Kill Your Darlings

by GracieinaNovel



Category: The Black Tapes Podcast
Genre: AU, If You Squint - Freeform, Post-Finale, Season 3 Finale, Spoilers, Spoilers for 3.06, Stragan - Freeform, because wow that ending, ending rewrite, headcanons included
Language: English
Status: Completed
Published: 2017-11-07
Updated: 2017-11-07
Packaged: 2019-01-30 21:01:43
Rating: Teen And Up Audiences
Warnings: Creator Chose Not To Use Archive Warnings, No Archive Warnings Apply
Chapters: 1
Words: 1,543
Publisher: archiveofourown.org
Story URL: https://archiveofourown.org/works/12661341
Author URL: https://archiveofourown.org/users/GracieinaNovel/pseuds/GracieinaNovel
Summary: MASSIVE SPOILERS FOR 3.06.In which the end wasn't really the end, or at least not in the way they wanted you to believe.A rewrite type continuation of the finale, because some things just can't be left unsaid.





	Kill Your Darlings

**Author's Note:**

> MAJOR SPOILERS AHEAD FOR 3.06. FINAL WARNING FOLKS. DON'T READ IT IF YOU DON'T KNOW!
> 
> Ok, now that's done, this is a very hastily written rewrite/ continuation of the finale ending, because of course it is. I am mad/sad as I am sure lots of people are, but this little headcannon was making me less sad about it all so I figured putting it out there might help others see past the single episode for the hypothetical future of our favourite demon denouncing duo. 
> 
> There might be errors, as I have written then posted with only a small amount of editing. I may go back and change these when I have had a night to sleep on it, but for the ideas alone I needed to get them out there, so have at it folks! Please do let me know what you think, or in general just to talk/rant about the finale in general!
> 
> I don't own the rights to the Black Tapes Podcast, or any characters. These headcanons are mine but are meant for the masses :)

Two tickets. Two options. Two weary faces not breaking eye contact as they said the lines.

Of course that hadn’t been the end.

It needed to be. Oh god with the threats and the phone calls and _that_ video, it needed to be the end more than either of them could ever say.

But it wasn’t, because they were both in Strand’s living room, Alex cross-legged next to the coffee table and Strand with his hands tensed in his lap on the sofa, staring each other down as they let the recorder hear their magnum opus.

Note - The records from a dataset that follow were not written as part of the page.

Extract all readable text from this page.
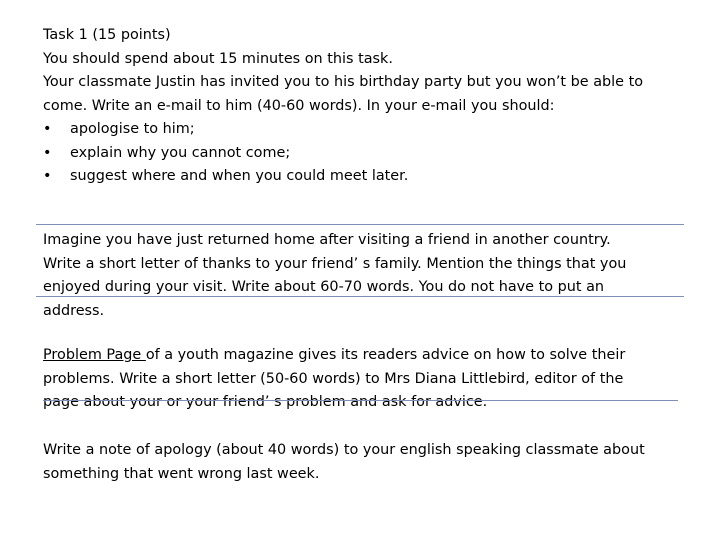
Task 1 (15 points)
You should spend about 15 minutes on this task.
Your classmate Justin has invited you to his birthday party but you won’t be able to
come. Write an e-mail to him (40-60 words). In your e-mail you should:
•	apologise to him;
•	explain why you cannot come;
•	suggest where and when you could meet later.
Imagine you have just returned home after visiting a friend in another country.
Write a short letter of thanks to your friend’ s family. Mention the things that you
enjoyed during your visit. Write about 60-70 words. You do not have to put an
address.
Problem Page of a youth magazine gives its readers advice on how to solve their
problems. Write a short letter (50-60 words) to Mrs Diana Littlebird, editor of the
page about your or your friend’ s problem and ask for advice.
Write a note of apology (about 40 words) to your english speaking classmate about
something that went wrong last week.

The ultimatum was their way out.

Not in the way that the podcast listeners would hear, even though that idea grew ever more tempting each time one of them fumbled, or coughed when their throats dried out with nerves, or that one time a book fell over and their hearts jumped so much they had to stop altogether till a good part of the bottle of wine was in their systems. No, the ultimatum was their way out in the way a flashbang hides a magician.

The podcast had gotten too noticeable. Of course Alex knew that, as did Nic and the office and every one of the blogs that talked about it, recommending it to more and more eager listeners as the plot wove on. But noticeable in the charts was not noticeable to the kinds of people filming the presenter sleeping at night, and now that both those types of ‘publicity’ had merged, the podcast had gone from an interesting medium of discovering the truth, to an intrinsical part of the mystery, and one that was proving ever more dangerous.

Kill your darlings, Steven King had said. And so Alex was killing her podcast, rushing to a conclusion that wasn’t satisfying but was final; anything to let her and Strand and Nic and everyone else tangled up in its strings fade into the shadows that so often haunted their movements.

Nic had helped, because of course Nic had known.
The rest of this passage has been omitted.